Nicolas Choite, serial entrepreneur: le gaming est en plein essor au Moyen-Orient

Nicolas Choite, gamer compétitif, serial entrepreneur dans l’e-sport et instigateur de plusieurs initiatives majeures. (Fournie)
Nicolas Choite, gamer compétitif, serial entrepreneur dans l’e-sport et instigateur de plusieurs initiatives majeures. (Fournie)
Short Url
Publié le Mardi 20 avril 2021

Nicolas Choite, serial entrepreneur: le gaming est en plein essor au Moyen-Orient

  • Avec près de 25% de croissance en 2020, la croissance du gaming au Moyen-Orient est une des plus dynamiques du secteur
  • Il y a en Afrique un potentiel économique et social énorme, tout particulièrement dans les zones reculées ou de conflit

Les acteurs du sport et de l’e-sport pèsent non seulement 90 milliards d’euros en France et 65 milliards d’euros dans les pays du Conseil de coopération du Golfe, mais ils sont aussi au cœur d’enjeux sociaux et culturels internationaux. Il est révélateur de constater les engagements croissants d’entrepreneurs français au Moyen-Orient et en Afrique. C’est pourquoi Arab News en français a choisi de donner la parole à Nicolas Choite, gamer compétitif, serial entrepreneur dans l’e-sport et instigateur de plusieurs initiatives majeures.

Vous vous êtes engagé à transmettre votre passion du jeu et vos savoirs en tant que coach, avec un palmarès impressionnant: top 4 au niveau mondial PES (Pro-evolution Soccer), deux fois vice-champion d’Europe, champion de France... Vos entreprises promeuvent le rôle social de l’e-sport. Pourquoi cette volonté de partage est-elle présente dans tous vos projets?

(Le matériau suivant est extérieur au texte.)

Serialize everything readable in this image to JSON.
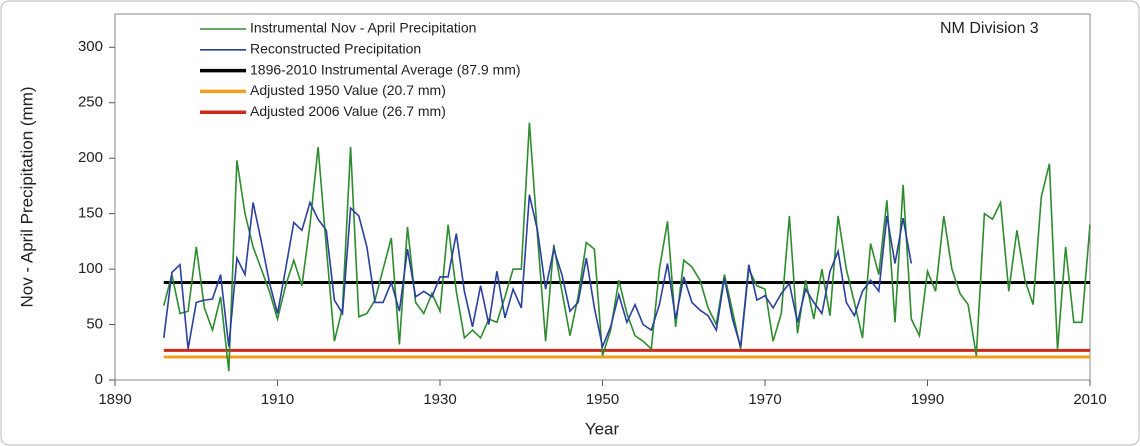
{
  "chart_data": {
    "type": "line",
    "annotation": "NM Division 3",
    "xlabel": "Year",
    "ylabel": "Nov - April Precipitation (mm)",
    "xlim": [
      1890,
      2010
    ],
    "xticks": [
      1890,
      1910,
      1930,
      1950,
      1970,
      1990,
      2010
    ],
    "ylim": [
      0,
      330
    ],
    "yticks": [
      0,
      50,
      100,
      150,
      200,
      250,
      300
    ],
    "x": [
      1896,
      1897,
      1898,
      1899,
      1900,
      1901,
      1902,
      1903,
      1904,
      1905,
      1906,
      1907,
      1908,
      1909,
      1910,
      1911,
      1912,
      1913,
      1914,
      1915,
      1916,
      1917,
      1918,
      1919,
      1920,
      1921,
      1922,
      1923,
      1924,
      1925,
      1926,
      1927,
      1928,
      1929,
      1930,
      1931,
      1932,
      1933,
      1934,
      1935,
      1936,
      1937,
      1938,
      1939,
      1940,
      1941,
      1942,
      1943,
      1944,
      1945,
      1946,
      1947,
      1948,
      1949,
      1950,
      1951,
      1952,
      1953,
      1954,
      1955,
      1956,
      1957,
      1958,
      1959,
      1960,
      1961,
      1962,
      1963,
      1964,
      1965,
      1966,
      1967,
      1968,
      1969,
      1970,
      1971,
      1972,
      1973,
      1974,
      1975,
      1976,
      1977,
      1978,
      1979,
      1980,
      1981,
      1982,
      1983,
      1984,
      1985,
      1986,
      1987,
      1988,
      1989,
      1990,
      1991,
      1992,
      1993,
      1994,
      1995,
      1996,
      1997,
      1998,
      1999,
      2000,
      2001,
      2002,
      2003,
      2004,
      2005,
      2006,
      2007,
      2008,
      2009,
      2010
    ],
    "series": [
      {
        "name": "Instrumental Nov - April Precipitation",
        "color": "#2e8b2e",
        "values": [
          67,
          95,
          60,
          62,
          120,
          65,
          45,
          75,
          8,
          198,
          150,
          120,
          100,
          80,
          55,
          85,
          108,
          85,
          140,
          210,
          120,
          35,
          65,
          210,
          57,
          60,
          72,
          100,
          128,
          32,
          138,
          70,
          60,
          78,
          62,
          140,
          80,
          38,
          45,
          38,
          55,
          52,
          75,
          100,
          100,
          232,
          130,
          35,
          122,
          80,
          40,
          75,
          124,
          118,
          22,
          45,
          90,
          60,
          40,
          35,
          28,
          100,
          143,
          48,
          108,
          102,
          90,
          65,
          50,
          95,
          62,
          28,
          100,
          85,
          82,
          35,
          60,
          148,
          42,
          90,
          55,
          100,
          58,
          148,
          100,
          70,
          38,
          123,
          95,
          162,
          52,
          176,
          55,
          40,
          98,
          80,
          148,
          100,
          78,
          68,
          22,
          150,
          145,
          160,
          80,
          135,
          90,
          68,
          165,
          195,
          27,
          120,
          52,
          52,
          140
        ]
      },
      {
        "name": "Reconstructed Precipitation",
        "color": "#2a3f9e",
        "values": [
          38,
          97,
          104,
          28,
          70,
          72,
          73,
          95,
          30,
          110,
          95,
          160,
          125,
          88,
          60,
          100,
          142,
          135,
          160,
          145,
          135,
          72,
          60,
          155,
          148,
          120,
          70,
          70,
          88,
          62,
          118,
          75,
          80,
          75,
          93,
          93,
          132,
          80,
          48,
          85,
          50,
          98,
          56,
          82,
          65,
          167,
          135,
          82,
          118,
          95,
          62,
          70,
          110,
          65,
          30,
          48,
          77,
          52,
          68,
          50,
          45,
          68,
          105,
          55,
          93,
          70,
          63,
          58,
          45,
          92,
          55,
          30,
          104,
          72,
          76,
          65,
          78,
          87,
          52,
          82,
          70,
          60,
          98,
          116,
          70,
          58,
          80,
          90,
          80,
          148,
          105,
          146,
          105,
          null,
          null,
          null,
          null,
          null,
          null,
          null,
          null,
          null,
          null,
          null,
          null,
          null,
          null,
          null,
          null,
          null,
          null,
          null,
          null,
          null,
          null
        ]
      }
    ],
    "reference_lines": [
      {
        "name": "1896-2010 Instrumental Average (87.9 mm)",
        "value": 87.9,
        "color": "#000000"
      },
      {
        "name": "Adjusted 1950 Value (20.7 mm)",
        "value": 20.7,
        "color": "#f0a020"
      },
      {
        "name": "Adjusted 2006 Value (26.7 mm)",
        "value": 26.7,
        "color": "#cc2a1a"
      }
    ]
  }
}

Par conviction personnelle et par passion. Jeune adolescent, j’ai eu la chance de participer au développement de la pratique compétitive du jeu vidéo. À l'époque, en l’absence d’Internet, le seul moyen de concourir était les Local Area Network (LAN), un lieu où se réunissaient des joueurs de jeu vidéo, avec leur propre matériel, pour s’affronter sur un réseau local. L’écosystème de l’époque était inexistant, et le jeu vidéo avait alors mauvaise presse. Je n’ai donc pas eu la possibilité de pouvoir exprimer mon plein potentiel, ni de vivre de ma passion en tant que joueur. Toutefois, j’ai rencontré d’autres passionnés qui m’ont ouvert sur le monde. J’ai adhéré aux valeurs de l’e-sport, à l’esprit de compétition, à la rigueur, à la créativité, et j’ai ressenti le besoin de les partager. C’est ainsi que j’ai animé, grâce à Bertrand Amar (Webedia), l’Africa Games Show, la première émission de télévision sur l’e-sport africain. Aujourd’hui, près de 75% des revenus de l’e-sport viennent des droits médias et du parrainage (822,4 millions de dollars en 2020). Il y a une bonne mobilisation de la part des médias.

Avec plus d’un milliard de sportifs, le sport est encore une réalité supérieure à l’e-sport: on compte 265 millions de licenciés en football (selon la Fifa), 220 millions en badminton, 450 millions pour le basket... mais avec 495 millions de gamers en 2020, et une croissance annuelle de +11,7% (étude Newzoo), l’e-sport profite-t-il de la crise sanitaire pour gagner du terrain?  

L’e-sport partage les valeurs du sport classique – engagement, dépassement de soi –, mais il apporte encore une certaine innocence et un sentiment d’appartenance, de communauté. Il ne faut plus opposer «sport ou e-sport», «éducation ou loisirs», mais œuvrer au développement conjoint du sport, de l’e-sport et de l’edutainment. Cette complémentarité et ces synergies m’ont poussé à cocréer la World Gaming Federation, une société e-sport, présente dans 17 pays, dont les solutions technologiques servent également le monde du sport. WGF a ainsi signé récemment un partenariat avec la Fédération française de football.

Vous êtes très engagé dans l’innovation et la recherche de modèles alternatifs. Quelles sont vos perspectives originales de développement?

Je crois à l’émergence de nouveaux modèles économiques. Dès 2010, sur fonds propres, j’ai créé Bunker Esport, un club amateur, pour fournir aux joueurs un tremplin vers une carrière professionnelle. Donner à d’autres la chance que je n’ai pas eue plus jeune, c’est l’essence de mon ADN: il faut croire aux rêveurs, en général, et aux gamers, en particulier.

La qualité de notre encadrement, les performances individuelles et collectives des joueurs ont porté leurs fruits: Bunker vient d’être sélectionné par le fabricant leader ROG (Asustek Republic of Gamer). BK ROG Esports devient le premier club amateur à devenir professionnel en s’associant avec une marque majeure pour en devenir la structure officielle. Au-delà du sponsoring classique, c’est un nouveau modèle de codéveloppement et le mariage de deux identités autour de valeurs communes.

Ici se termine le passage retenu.